L'argument de la dépréciation de la

parcelle suite à l'affectation d'une partie en zone inondable doit également

être écarté. Il n'appartient pas à l'autorité de planification de tenir compte

de critères de ce genre lorsqu'elle procède à une nouvelle affectation. En

revanche, celui qui estime qu'une restriction de son droit de propriété, fondée

notamment sur un plan, constitue une expropriation matérielle peut ouvrir

action en paiement d'une indemnité (art. 116 ss de la loi vaudoise sur

l'expropriation du 25 novembre 1974, RSV 710.01). Le tribunal de céans ne peut

dès lors que renvoyer le recourant à agir, cas échéant, devant les autorités

compétentes en la matière.

6.

Enfin, dans le cadre de son large

pouvoir d'examen, le tribunal ne peut que constater que le nouveau plan

correspond pleinement aux buts et principes régissant l'aménagement du

territoire, plus particulièrement eu égard aux importants dangers naturels

auxquels est confronté le territoire englobé dans le périmètre du plan

litigieux.

7.

Les considérants qui précèdent

conduisent au rejet du recours et au maintien des décisions attaquées.

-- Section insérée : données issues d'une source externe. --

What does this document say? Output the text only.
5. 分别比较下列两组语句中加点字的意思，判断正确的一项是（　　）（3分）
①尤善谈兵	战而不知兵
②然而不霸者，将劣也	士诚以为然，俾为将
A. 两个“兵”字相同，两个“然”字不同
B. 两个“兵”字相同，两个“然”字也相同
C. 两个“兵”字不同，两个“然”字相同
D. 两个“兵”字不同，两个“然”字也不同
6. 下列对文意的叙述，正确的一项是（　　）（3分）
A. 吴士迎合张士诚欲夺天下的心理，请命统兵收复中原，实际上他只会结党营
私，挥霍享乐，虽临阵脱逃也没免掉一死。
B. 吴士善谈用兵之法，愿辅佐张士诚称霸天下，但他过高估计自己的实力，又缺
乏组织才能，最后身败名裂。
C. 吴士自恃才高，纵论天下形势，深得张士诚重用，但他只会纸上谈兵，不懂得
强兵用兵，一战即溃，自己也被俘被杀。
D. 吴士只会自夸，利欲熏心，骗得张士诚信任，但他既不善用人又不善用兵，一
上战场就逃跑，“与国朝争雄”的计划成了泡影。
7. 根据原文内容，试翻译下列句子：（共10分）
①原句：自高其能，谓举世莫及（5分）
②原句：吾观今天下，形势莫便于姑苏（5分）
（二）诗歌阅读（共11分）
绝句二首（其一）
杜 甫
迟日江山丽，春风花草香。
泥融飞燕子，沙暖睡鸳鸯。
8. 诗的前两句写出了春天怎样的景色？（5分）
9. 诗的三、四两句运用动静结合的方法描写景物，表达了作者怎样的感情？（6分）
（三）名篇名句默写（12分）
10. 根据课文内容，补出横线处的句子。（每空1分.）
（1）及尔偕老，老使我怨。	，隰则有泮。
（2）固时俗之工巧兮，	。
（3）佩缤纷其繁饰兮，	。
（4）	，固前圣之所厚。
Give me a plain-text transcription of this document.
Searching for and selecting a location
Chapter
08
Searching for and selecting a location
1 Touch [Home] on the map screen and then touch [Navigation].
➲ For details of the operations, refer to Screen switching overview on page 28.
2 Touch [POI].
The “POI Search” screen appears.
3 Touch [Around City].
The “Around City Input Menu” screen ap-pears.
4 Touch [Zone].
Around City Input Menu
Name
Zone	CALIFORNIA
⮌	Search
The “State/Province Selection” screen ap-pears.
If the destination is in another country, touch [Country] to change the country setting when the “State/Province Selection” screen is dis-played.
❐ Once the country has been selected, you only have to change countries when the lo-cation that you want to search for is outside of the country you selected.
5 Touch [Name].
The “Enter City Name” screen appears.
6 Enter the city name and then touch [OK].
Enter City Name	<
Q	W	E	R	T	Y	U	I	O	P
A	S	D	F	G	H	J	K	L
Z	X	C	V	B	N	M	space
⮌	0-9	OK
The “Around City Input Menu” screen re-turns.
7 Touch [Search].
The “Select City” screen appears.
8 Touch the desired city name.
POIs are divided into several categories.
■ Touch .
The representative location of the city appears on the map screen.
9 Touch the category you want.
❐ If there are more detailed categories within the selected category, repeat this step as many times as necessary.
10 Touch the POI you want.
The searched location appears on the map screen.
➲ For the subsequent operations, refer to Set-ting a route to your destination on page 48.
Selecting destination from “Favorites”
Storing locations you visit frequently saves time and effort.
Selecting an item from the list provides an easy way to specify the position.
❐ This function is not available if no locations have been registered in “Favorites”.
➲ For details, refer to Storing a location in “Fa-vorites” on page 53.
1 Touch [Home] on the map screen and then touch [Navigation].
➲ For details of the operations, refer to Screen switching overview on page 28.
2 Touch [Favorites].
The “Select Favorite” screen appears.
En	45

Conformément à l'art. 55 al. 1 LJPA, l'émolument sera mis à la charge du

recourant débouté, qui n'a pas droit à des dépens.

Dispositif

Par ces motifs

le Tribunal administratif

arrête:

I.

Le recours est rejeté.

II.

Les décisions du Conseil communal d'Yvorne du 28 juin 2007

et du Département de l'économie du 12 juillet 2007 approuvant le plan partiel

d'affectation "Plan-Favey - Les Ecots", à Yvorne, sont maintenues.

III.

Les frais du présent arrêt, par 2'000 (deux mille) francs,

sont mis à la charge du recourant.

IV.

Il n'est pas alloué de dépens.

Lausanne, le 6 décembre 2007

La

présidente:

Le présent arrêt est communiqué aux destinataires de

l'avis d'envoi ci-joint.

Il peut faire l'objet, dans les trente jours suivant sa

notification, d'un recours au Tribunal fédéral. Le recours en matière de droit

public s'exerce aux conditions des articles 82 ss de la loi du 17 juin 2005 sur

le Tribunal fédéral (LTF - RS 173.110), le recours constitutionnel subsidiaire

à celles des articles 113 ss LTF. Le mémoire de recours doit être rédigé dans

une langue officielle, indiquer les conclusions, les motifs et les moyens de

preuve, et être signé. Les motifs doivent exposer succinctement en quoi l’acte

attaqué viole le droit. Les pièces invoquées comme moyens de preuve doivent

être jointes au mémoire, pour autant qu’elles soient en mains de la partie; il

en va de même de la décision attaquée.